How do you solve this question:
The cost of 3 markers and 2 pencils is $1.80. The cost of 4 markers and 6 pencils is $2.90. What is the cost of each item?
If you put the cost of a marker as x, and the cost of a pencil is y, then
3x+2y=?
and if you do the same for the second part of the question, you will end up with two equations with two unknowns from which you should be able to solve for x and y.
let the cost of a marker be x
let the cost of a pencil by y
3x + 2y = 180
4x + 6y = 290
I would triple the first equation
9x + 6y = 540
then subtract the second from that to get
5x = 250
x=50
take it from there
thank you!
To solve this question, we can use a system of equations. Let's represent the cost of one marker as "m" and the cost of one pencil as "p".
Based on the information given, we can set up two equations:
Equation 1: 3m + 2p = 1.80
Equation 2: 4m + 6p = 2.90
To solve this system of equations, we can use the method of substitution.

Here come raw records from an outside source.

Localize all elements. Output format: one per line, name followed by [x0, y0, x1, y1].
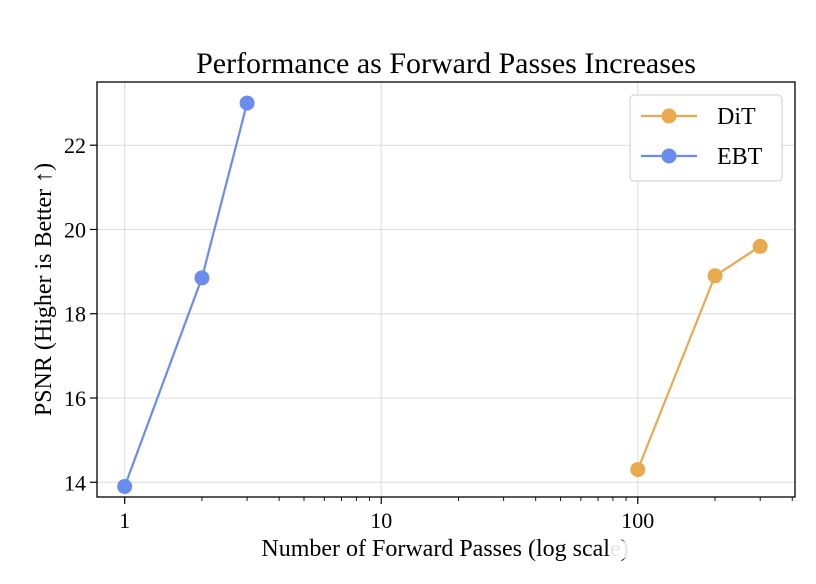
series-line-dit — [636, 245, 761, 471]
plot-area-frame — [96, 81, 796, 498]
y-tick-label: 16 — [64, 386, 86, 411]
y-axis-label: PSNR (Higher is Better ↑) — [31, 163, 57, 416]
y-tick-label: 22 — [64, 133, 86, 158]
series-layer — [117, 95, 768, 494]
legend: DiT EBT — [629, 94, 783, 182]
x-tick-label: 100 — [621, 508, 654, 533]
series-line-ebt — [123, 102, 249, 487]
y-tick-label: 14 — [64, 470, 86, 495]
watermark: 公众号 · 新智元 — [609, 540, 766, 562]
wechat-icon — [609, 540, 629, 560]
watermark-text: 公众号 · 新智元 — [634, 540, 766, 562]
x-tick-label: 10 — [370, 508, 392, 533]
data-point-dit — [707, 268, 723, 284]
legend-swatch-marker — [661, 108, 677, 124]
data-point-ebt — [239, 95, 255, 111]
y-tick-label: 20 — [64, 217, 86, 242]
legend-label: EBT — [717, 144, 763, 170]
legend-label: DiT — [717, 104, 756, 130]
axes: 1 10 100 14 16 18 20 22 — [64, 133, 793, 533]
legend-swatch-marker — [661, 148, 677, 164]
data-point-dit — [630, 462, 646, 478]
x-tick-label: 1 — [119, 508, 130, 533]
y-tick-label: 18 — [64, 302, 86, 327]
data-point-ebt — [117, 478, 133, 494]
x-axis-label: Number of Forward Passes (log scale) — [261, 536, 628, 562]
data-point-ebt — [194, 270, 210, 286]
chart-title: Performance as Forward Passes Increases — [196, 47, 696, 80]
data-point-dit — [752, 238, 768, 254]
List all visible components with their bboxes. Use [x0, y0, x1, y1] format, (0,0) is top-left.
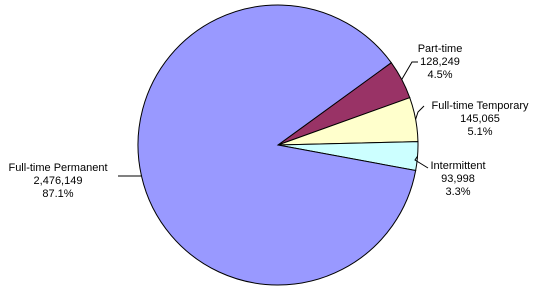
leader-line [415, 105, 425, 120]
slice-percent: 3.3% [445, 186, 470, 198]
slice-percent: 87.1% [42, 188, 73, 200]
slice-percent: 5.1% [467, 126, 492, 138]
slice-value: 2,476,149 [34, 175, 83, 187]
slice-label: Full-time Temporary [432, 100, 529, 112]
slice-value: 93,998 [441, 173, 475, 185]
leader-line [414, 155, 429, 169]
slice-label: Part-time [418, 43, 463, 55]
slice-value: 145,065 [460, 113, 500, 125]
slice-label: Full-time Permanent [8, 162, 107, 174]
slice-percent: 4.5% [427, 69, 452, 81]
slice-value: 128,249 [420, 56, 460, 68]
slice-label: Intermittent [430, 160, 485, 172]
leader-line [401, 61, 418, 80]
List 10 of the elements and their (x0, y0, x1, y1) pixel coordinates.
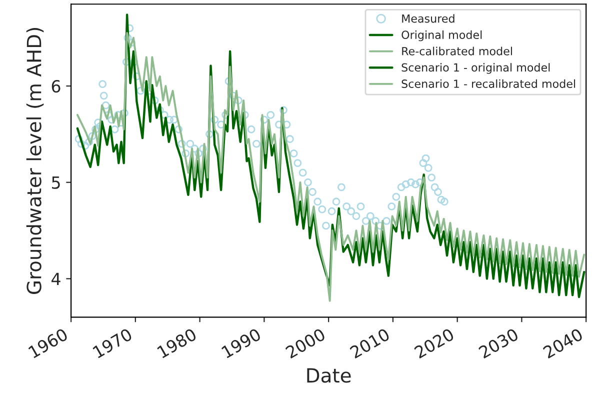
x-axis-title: Date (307, 368, 351, 383)
y-axis-title: Groundwater level (m AHD) (26, 28, 44, 294)
y-tick-label: 4 (52, 272, 60, 286)
legend-label: Re-calibrated model (402, 46, 512, 56)
y-tick-label: 6 (52, 80, 60, 93)
legend-label: Scenario 1 - original model (402, 63, 550, 74)
legend-label: Original model (402, 30, 482, 42)
legend-label: Measured (402, 14, 454, 23)
legend-label: Scenario 1 - recalibrated model (402, 79, 576, 88)
y-tick-label: 5 (52, 176, 60, 189)
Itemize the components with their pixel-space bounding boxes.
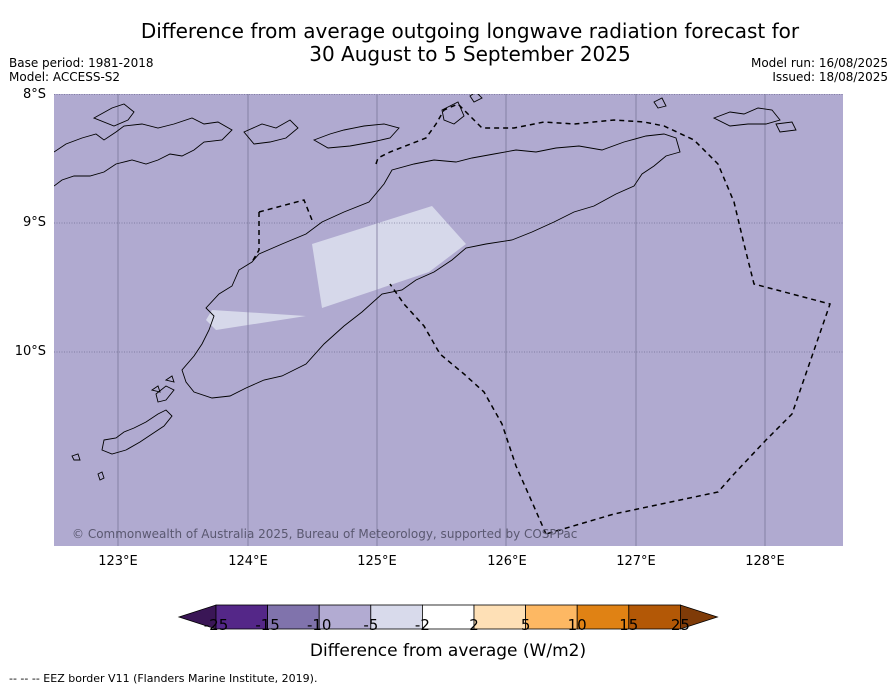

First, solve Equation 1 for "m" in terms of "p":
3m = 1.80 - 2p
m = (1.80 - 2p) / 3
Now plug this expression for "m" into Equation 2:
4[(1.80 - 2p) / 3] + 6p = 2.90
Simplify the equation:
(7.20 - 8p) / 3 + 6p = 2.90
Multiply both sides of the equation by 3 to eliminate the fraction:
7.20 - 8p + 18p = 8.70
Combine like terms:
-8p + 18p = 8.70 - 7.20
10p = 1.50
Divide both sides by 10:
p = 0.15
Now substitute the value of "p" back into Equation 1 to find the cost of one marker:
3m + 2(0.15) = 1.80
3m + 0.30 = 1.80
Subtract 0.30 from both sides:
3m = 1.80 - 0.30
3m = 1.50
Divide both sides by 3:
m = 0.50
So, the cost of one marker is $0.50 and the cost of one pencil is $0.15.